With deep, rounded sides flaring from above the pedestal foot to the rim, the exterior is covered with a glaze of crushed strawberry-red tone thinning above and below the ribbed band encircling the foot. Diameter 18.2 cm. Height 13 cm.
Polished rim.
From the Collection of Peder Hammarskjöld (1923-1994). Employed by the Swedish foreign ministry from 1949, and served in Bonn, Tokyo, Beijing, Stockholm, Geneva, Rome and Oslo. He was also Swedish United Nation representative in New York and ended his long diplomatic career as Swedish Ambassador in Dhaka, Bangladesh.
Mr Hammarskjöld belonged to the first Swedish representation in the People's Republic of China in the beginning of the 1950’s.

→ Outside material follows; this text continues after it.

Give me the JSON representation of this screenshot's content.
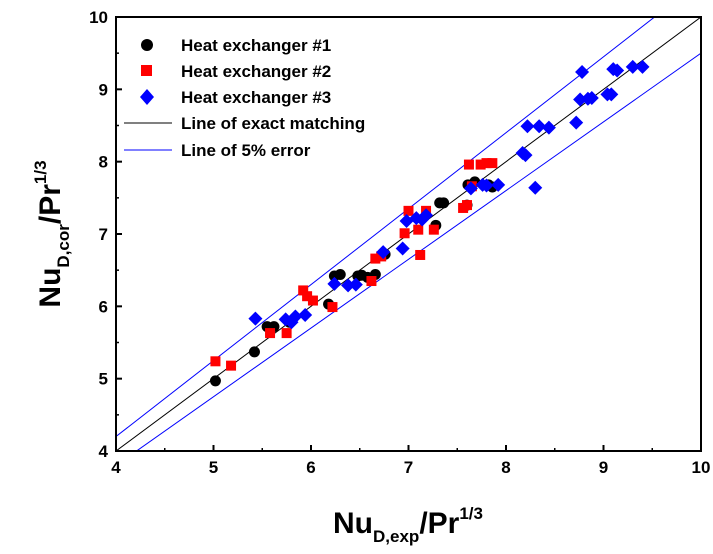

Sweden was the first Western country to establish diplomatic relations with the new China, the Swedish ambassador Torsten Hammarström, handed over his letter of credence on the 12th of June 1950 to Chairman Mao.
These stemcups was given by Mr Hammaskjöld to his sister in law as a gift. Thence by descent within the family.
Compare; Another similar Yongzheng-marked copper-red-glazed stem bowl of the same size was sold at Christie's New York, 29 March 2006, lot 531.
Compare also; Lot 1554. Christies, March 21–22 2013, auction 2689, Fine Chinese Ceramics and Works of Art.
There are stemcups of this model but in blue at the Museum in Nanjing Museum, research, online catalogue. Dated as Yongzheng Reign, Qing Dynasty.
Compare a smaller copper red stem cup with Yongzheng mark at the Musee Guimet, Paris. G 3494 (+). Collection Ernest Grandidier.
Rich and lustrously glazed copper-red monochrome porcelains were perfected during the Yongle and Xuande reigns in the Ming dynasty, but the large number of discarded sherds at the Jingdezhen kiln sites highlights the difficulties experienced by even the most highly accomplished imperial potters of that time to achieve satisfactory results. After the Xuande reign, the copper pigment was therefore almost completely abandoned, and monochrome copper-red vessels were only revived on a grand scale about two centuries later under the Qing Kangxi Emperor.
Also known as sang-de-boeuf (‘ox-blood’), the copper-red langyao glaze was developed under Lang Tingji (1663-1715), supervisor of the imperial kilns at Jingdezhen from 1705-1712, and the term is thought to derive from his name. Under his direction, the imperial potters attempted to recreate the lost formula of the early Ming period.